After all, blackmail has always been a routine lever of power throughout the region. Sexual blackmail generally works on Westerners.
Other forms of blackmail are also possible. As I have recounted in several books, the standard form used by East Asian governments on their own people is a technique best described as selective enforcement. Regulations are written strictly but — in most cases — are enforced laxly. Officials, however, reserve the right to tighten up enforcement on anyone who displeases them. The classic manifestation of selective enforcement is in tax policy. For a rising businessman, it is understood that certain forms of tax evasion are fair game and are rarely if ever challenged. Indeed if a businessman wants to keep up with the competition, it is imperative to take full advantage of evasion opportunities. But if, having grown wealthy, he decided to use his money to promote a cause considered undesirable by top officials — say, the promotion of genuine Western-style democracy — retribution would be fast and effective. All the authorities need do is take a closer look at his tax books. A stiff jail term would soon follow.
There is no way of knowing the full extent to which Western influence in East Asia has been frustrated by blackmail and similar dirty tricks. What we do know is that both Western corporations and Western governmental institutions have a long and ostensibly mysterious history of spinelessness in the region.
Perhaps the most interesting aspect of this story is its London provenance. Why haven’t we had similarly frank warnings from Washington? At a guess, several factors are involved, but one surely is American-style political correctness. British officials have far fewer inhibitions about criticizing the less salubrious aspects of Chinese political culture.

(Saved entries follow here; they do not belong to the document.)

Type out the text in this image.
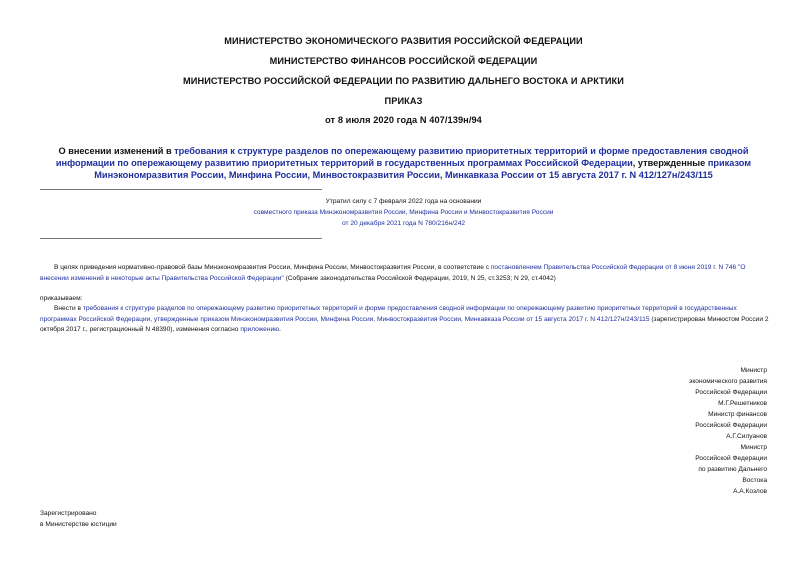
МИНИСТЕРСТВО ЭКОНОМИЧЕСКОГО РАЗВИТИЯ РОССИЙСКОЙ ФЕДЕРАЦИИ
МИНИСТЕРСТВО ФИНАНСОВ РОССИЙСКОЙ ФЕДЕРАЦИИ
МИНИСТЕРСТВО РОССИЙСКОЙ ФЕДЕРАЦИИ ПО РАЗВИТИЮ ДАЛЬНЕГО ВОСТОКА И АРКТИКИ
ПРИКАЗ
от 8 июля 2020 года N 407/139н/94
О внесении изменений в требования к структуре разделов по опережающему развитию приоритетных территорий и форме предоставления сводной информации по опережающему развитию приоритетных территорий в государственных программах Российской Федерации, утвержденные приказом Минэкономразвития России, Минфина России, Минвостокразвития России, Минкавказа России от 15 августа 2017 г. N 412/127н/243/115
Утратил силу с 7 февраля 2022 года на основании
совместного приказа Минэкономразвития России, Минфина России и Минвостокразвития России
от 20 декабря 2021 года N 780/216н/242
В целях приведения нормативно-правовой базы Минэкономразвития России, Минфина России, Минвостокразвития России, в соответствие с постановлением Правительства Российской Федерации от 8 июня 2019 г. N 746 "О внесении изменений в некоторые акты Правительства Российской Федерации" (Собрание законодательства Российской Федерации, 2019, N 25, ст.3253; N 29, ст.4042)
приказываем:
Внести в требования к структуре разделов по опережающему развитию приоритетных территорий и форме предоставления сводной информации по опережающему развитию приоритетных территорий в государственных программах Российской Федерации, утвержденные приказом Минэкономразвития России, Минфина России, Минвостокразвития России, Минкавказа России от 15 августа 2017 г. N 412/127н/243/115 (зарегистрирован Минюстом России 2 октября 2017 г., регистрационный N 48390), изменения согласно приложению.
Министр
экономического развития
Российской Федерации
М.Г.Решетников
Министр финансов
Российской Федерации
А.Г.Силуанов
Министр
Российской Федерации
по развитию Дальнего
Востока
А.А.Козлов
Зарегистрировано
в Министерстве юстиции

From reading between the lines, it would appear that the decision to plant this story may have come from Theresa May herself. If so, it is another indication that she is demonstrating a new streak of pluck in facing down East Asian pressures. What we do know is that she has already slammed the brakes on a proposed nuclear power deal with China that seemed likely to compromise British national security.
All in all, May seems to be a considerable improvement on her too-clever-by-half predecessor David Cameron. In fact it may not be overstating it to suggest that she may be a new Iron Lady in the making – and, in contrast with the late-phase Margaret Thatcher, an Iron Lady whose feet seem likely to remain planted firmly on the ground.